In proving insanity on the balance of probabilities, which is the same as the preponderance of the probabilities, the accused would have to establish that the existence of his insanity is more probable than its non-existence, per the definition of the phrase in Section 12 of NRCD 323 .
C. Third Exception: Where there are facts particularly within the knowledge of the accused
Beyond proving insanity and factors such as lawful excuse, another exception where the accused will have the burden of proof is facts exclusively within the knowledge of the accused. In the case of Salifu and Another v. The Republic [1974] 2 GLR 291-303, the court explained that:
The law, in cases where knowledge of a fact in issue is peculiarly within the knowledge of the accused, is that the negative is not to be proved by the prosecution, but on the contrary, the affirmative must be proved by the accused as a matter of defence.
Conclusion
This note discussed the burden of proof in criminal actions. As a fundamental rule, the prosecution has the burden of proving the guilt of the accused, and it does this by showing that all the elements of the offence exist. In doing this, the standard of proof is beyond reasonable doubt.
The general rule on the burden of proof is subject to some exceptions which are usually from statute. The first exception is that where a statute directly places the burden on the accused to prove a defence or a particular fact. The second is in the insanity cases where an accused who pleads insanity has the burden of proving same. The third is when certain facts are particularly within the knowledge of the accused. When the burden of proof is on the accused, the applicable standard of proof is preponderance of the probabilities.

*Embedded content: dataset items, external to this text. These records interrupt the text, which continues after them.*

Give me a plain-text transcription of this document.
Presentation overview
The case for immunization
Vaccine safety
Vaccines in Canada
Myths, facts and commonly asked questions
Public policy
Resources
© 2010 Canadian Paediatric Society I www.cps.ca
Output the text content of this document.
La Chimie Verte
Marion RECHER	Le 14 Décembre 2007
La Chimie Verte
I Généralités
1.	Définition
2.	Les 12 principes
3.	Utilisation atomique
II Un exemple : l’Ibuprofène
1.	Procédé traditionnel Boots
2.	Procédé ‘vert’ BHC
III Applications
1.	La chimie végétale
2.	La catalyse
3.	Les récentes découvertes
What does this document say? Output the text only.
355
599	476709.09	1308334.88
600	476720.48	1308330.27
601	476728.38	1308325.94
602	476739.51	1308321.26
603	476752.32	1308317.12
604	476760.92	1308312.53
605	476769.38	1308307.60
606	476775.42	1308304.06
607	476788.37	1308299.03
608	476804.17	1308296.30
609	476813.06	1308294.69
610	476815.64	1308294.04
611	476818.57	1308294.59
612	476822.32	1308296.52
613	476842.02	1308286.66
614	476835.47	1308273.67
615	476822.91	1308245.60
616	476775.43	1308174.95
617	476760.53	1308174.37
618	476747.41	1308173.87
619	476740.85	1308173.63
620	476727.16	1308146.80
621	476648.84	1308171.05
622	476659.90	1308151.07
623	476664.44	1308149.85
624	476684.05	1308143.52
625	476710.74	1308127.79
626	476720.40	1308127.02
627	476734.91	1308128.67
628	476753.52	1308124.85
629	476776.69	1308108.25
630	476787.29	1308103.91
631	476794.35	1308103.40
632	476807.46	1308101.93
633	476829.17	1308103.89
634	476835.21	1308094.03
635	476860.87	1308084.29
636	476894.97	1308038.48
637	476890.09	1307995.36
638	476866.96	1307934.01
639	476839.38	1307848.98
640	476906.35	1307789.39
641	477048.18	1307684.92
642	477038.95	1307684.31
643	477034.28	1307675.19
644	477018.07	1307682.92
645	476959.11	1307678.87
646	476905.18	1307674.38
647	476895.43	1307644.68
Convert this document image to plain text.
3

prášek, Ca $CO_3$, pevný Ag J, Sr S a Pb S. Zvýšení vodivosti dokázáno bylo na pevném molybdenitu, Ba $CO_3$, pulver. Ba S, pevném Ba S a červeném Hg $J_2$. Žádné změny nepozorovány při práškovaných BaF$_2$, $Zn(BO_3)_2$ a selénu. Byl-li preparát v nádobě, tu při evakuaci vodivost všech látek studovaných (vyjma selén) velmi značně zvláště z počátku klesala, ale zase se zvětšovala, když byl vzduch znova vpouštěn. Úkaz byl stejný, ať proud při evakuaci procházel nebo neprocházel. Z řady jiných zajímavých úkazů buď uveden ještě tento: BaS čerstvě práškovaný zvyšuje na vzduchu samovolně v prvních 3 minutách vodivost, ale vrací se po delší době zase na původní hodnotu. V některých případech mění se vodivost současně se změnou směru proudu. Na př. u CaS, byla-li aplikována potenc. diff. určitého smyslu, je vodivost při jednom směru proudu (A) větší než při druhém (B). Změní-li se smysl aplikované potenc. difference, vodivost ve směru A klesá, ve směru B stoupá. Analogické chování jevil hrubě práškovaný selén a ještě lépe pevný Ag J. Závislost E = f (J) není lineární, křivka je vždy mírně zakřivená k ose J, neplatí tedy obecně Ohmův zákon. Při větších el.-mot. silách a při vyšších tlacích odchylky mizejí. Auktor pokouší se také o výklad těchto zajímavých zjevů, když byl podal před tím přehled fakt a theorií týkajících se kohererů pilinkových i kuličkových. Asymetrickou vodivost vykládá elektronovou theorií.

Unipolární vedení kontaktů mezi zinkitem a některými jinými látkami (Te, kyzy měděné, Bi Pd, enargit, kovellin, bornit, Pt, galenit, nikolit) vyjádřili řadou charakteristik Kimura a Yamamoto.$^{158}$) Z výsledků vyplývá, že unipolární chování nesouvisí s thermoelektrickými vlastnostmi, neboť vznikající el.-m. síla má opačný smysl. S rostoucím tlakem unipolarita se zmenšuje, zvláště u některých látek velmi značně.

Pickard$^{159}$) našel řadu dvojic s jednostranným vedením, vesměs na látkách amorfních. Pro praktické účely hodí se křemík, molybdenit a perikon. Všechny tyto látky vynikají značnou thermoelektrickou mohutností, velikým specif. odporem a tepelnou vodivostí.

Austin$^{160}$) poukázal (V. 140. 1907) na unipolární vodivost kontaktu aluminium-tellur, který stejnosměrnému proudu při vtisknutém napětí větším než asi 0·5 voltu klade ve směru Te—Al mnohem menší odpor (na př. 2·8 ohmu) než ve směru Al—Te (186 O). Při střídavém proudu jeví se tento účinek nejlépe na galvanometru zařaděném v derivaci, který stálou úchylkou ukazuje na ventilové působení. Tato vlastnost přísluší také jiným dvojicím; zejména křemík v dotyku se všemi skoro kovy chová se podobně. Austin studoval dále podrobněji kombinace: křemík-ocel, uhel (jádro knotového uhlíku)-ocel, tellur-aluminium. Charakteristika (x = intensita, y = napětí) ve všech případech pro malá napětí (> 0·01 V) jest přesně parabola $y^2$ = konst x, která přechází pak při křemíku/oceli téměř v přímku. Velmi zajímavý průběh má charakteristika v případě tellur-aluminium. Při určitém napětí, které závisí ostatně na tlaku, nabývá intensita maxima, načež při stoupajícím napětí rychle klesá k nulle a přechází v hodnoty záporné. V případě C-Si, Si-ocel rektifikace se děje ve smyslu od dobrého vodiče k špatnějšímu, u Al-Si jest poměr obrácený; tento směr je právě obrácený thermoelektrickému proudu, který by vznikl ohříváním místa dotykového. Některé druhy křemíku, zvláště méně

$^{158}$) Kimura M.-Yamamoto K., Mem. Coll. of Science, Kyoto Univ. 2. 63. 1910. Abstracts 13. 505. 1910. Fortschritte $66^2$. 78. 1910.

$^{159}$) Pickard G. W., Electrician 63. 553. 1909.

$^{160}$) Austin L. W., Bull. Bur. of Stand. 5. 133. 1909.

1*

Accuracy of Counsel’s Arguments:
Counsel is right in saying that the prosecution has to prove all the elements of the offence. However, he is wrong in saying that the prosecution has to prove that the students were below the age of 18, because this is not an element of the offence and the Private Tutorial Act has expressly placed the burden of proving that the students were above the age of 18 on a person that raises this defence.